It is hard to believe that it was almost ten years ago I witnessed a CNC router in action for the very first time. I was fascinated and simply had to have one! Although I had been in the creative end of the three dimensional sign business for most of my life I didn't really know what I would do with one of these machines - but I just knew it could do fantastic stuff.

Along with the CNC router I discovered the wonderful material called Precision Board and the glues, primers and other companion products they offer. Since then we have gone through many tons of the material using it in most signs and projects we tackle. This journal will chronicle our many adventures both past, present and future. I'll talk from the perspective of someone who pushes these products to the creative limit on a daily basis. I'll be adding to the stories two or three times each week. -dan

Friday, May 13, 2011

Many simple steps combine for a complex file.

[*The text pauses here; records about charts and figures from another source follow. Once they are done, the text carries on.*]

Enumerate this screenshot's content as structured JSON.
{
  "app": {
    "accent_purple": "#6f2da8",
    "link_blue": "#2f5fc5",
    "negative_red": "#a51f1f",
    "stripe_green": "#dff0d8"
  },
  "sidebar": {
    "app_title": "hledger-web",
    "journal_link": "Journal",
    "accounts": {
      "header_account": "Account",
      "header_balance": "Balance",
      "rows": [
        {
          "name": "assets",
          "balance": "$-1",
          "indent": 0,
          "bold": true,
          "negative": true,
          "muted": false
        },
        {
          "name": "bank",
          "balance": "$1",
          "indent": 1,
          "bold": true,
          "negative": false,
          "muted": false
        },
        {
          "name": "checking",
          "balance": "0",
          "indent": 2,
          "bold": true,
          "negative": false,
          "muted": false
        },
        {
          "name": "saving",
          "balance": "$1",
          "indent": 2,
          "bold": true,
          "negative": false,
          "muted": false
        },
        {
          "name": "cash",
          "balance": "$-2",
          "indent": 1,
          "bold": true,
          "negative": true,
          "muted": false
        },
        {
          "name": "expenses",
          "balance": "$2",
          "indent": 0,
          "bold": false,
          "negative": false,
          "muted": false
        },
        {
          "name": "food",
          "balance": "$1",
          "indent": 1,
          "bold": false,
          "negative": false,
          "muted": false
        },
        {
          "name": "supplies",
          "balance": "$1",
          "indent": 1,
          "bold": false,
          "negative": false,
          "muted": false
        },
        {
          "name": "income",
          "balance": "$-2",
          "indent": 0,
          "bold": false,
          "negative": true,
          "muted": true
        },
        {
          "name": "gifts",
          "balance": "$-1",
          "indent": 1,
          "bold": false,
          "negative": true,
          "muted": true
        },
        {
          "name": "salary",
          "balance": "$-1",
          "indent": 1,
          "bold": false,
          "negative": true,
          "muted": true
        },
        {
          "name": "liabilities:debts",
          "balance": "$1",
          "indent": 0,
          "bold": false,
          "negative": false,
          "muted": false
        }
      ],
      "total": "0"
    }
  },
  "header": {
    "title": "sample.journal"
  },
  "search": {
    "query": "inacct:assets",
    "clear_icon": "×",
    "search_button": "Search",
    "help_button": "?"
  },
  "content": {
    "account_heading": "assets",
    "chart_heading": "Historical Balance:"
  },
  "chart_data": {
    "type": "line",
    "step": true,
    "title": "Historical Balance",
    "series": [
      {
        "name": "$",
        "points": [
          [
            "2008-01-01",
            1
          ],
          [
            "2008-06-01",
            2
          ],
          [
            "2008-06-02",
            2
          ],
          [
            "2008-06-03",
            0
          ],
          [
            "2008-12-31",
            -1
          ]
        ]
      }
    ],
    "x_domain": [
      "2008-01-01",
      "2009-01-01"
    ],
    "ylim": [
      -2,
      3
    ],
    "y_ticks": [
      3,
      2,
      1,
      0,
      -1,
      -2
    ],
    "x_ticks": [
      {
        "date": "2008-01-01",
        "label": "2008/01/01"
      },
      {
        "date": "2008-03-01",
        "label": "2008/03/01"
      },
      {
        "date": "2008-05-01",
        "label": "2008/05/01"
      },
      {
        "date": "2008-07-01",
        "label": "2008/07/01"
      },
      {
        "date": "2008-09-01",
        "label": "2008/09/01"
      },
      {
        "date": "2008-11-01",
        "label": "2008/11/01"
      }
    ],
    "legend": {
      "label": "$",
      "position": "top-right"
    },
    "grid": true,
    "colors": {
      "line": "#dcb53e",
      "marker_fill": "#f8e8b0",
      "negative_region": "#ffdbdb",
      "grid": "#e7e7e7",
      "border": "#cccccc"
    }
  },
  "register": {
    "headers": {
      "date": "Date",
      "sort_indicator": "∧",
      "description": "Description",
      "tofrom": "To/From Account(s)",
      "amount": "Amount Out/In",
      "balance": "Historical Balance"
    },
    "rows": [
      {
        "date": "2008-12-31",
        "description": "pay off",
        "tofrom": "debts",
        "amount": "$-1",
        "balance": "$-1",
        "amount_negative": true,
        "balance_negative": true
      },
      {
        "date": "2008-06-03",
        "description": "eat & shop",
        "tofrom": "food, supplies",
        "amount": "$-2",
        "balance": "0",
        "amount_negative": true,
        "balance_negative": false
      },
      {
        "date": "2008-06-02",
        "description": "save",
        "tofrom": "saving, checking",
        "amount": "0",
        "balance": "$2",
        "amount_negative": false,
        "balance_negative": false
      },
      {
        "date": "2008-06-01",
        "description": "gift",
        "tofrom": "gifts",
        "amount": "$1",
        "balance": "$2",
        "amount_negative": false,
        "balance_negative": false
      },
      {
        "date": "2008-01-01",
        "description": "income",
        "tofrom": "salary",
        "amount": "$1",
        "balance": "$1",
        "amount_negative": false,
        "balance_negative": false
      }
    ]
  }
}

One of the things I enjoy about EnRoute is the way I can combine many simple operations to build complex files. It takes experience and the ability to visualize the final result to pull it off, but it isn't that difficult. EnRoute is a powerful program that allows lots of ways to pull off a file like this.

The file I wanted to build is an oval with a ribbon wrapped around the edge. The first job was to build the vectors for the ribbon, along with the borders.

The top loop and bottom loop of the ribbon vectors was then separated with the two oval vectors.

Then I used the ovals to create an upward and downward donut shaped relief. On the upper ones I extruded the top loops of the ribbon 0.75" tall. The lower ribbon was also extruded with the vector shapes at 0.15" tall

Then I created an inside, narrow donut which the ribbon would wrap around.

Once the pieces were built and aligned vertically, horizontally and in height everything was merged together.

Then I built the two ring reliefs that would frame the ribbon. A wider domed oval relief was created to be the base for the ribbon weave and other elements. While I was at it i created the dome relief for the center. Everything was still separate elements so I could float them vertically as needed.

I was happy with the look of all the elements together but now it was time for the texture and the letting.

I imported one of the bitmap textures from my TEXTURE MAGIC collection, resized it and centered it on the oval. I assigned a height of 0.15" and then applied the texture.

Then I built a flat relief of the lettering outline. This was modified using an oval vector to match the profile of the textured oval background. 

Then I used the bevel tool to create the lettering. This will be one of the next name plaques to the September Sign Magic Workshop. Everything was looking pretty good at this point. I had created a zero height background to merge everything to. This completed the plaque and made it ready for tool pathing and routing.

As you can see, the steps are many on this file, but there are some pretty cool effects can be achieved by going down a road like this. The secret is to start simple and build your knowledge and experience. As I move towards routing with the new fourth axis router it is these kinds of moves necessary to do some amazing things. I look forward to sharing those kind of exciting things with you in the future.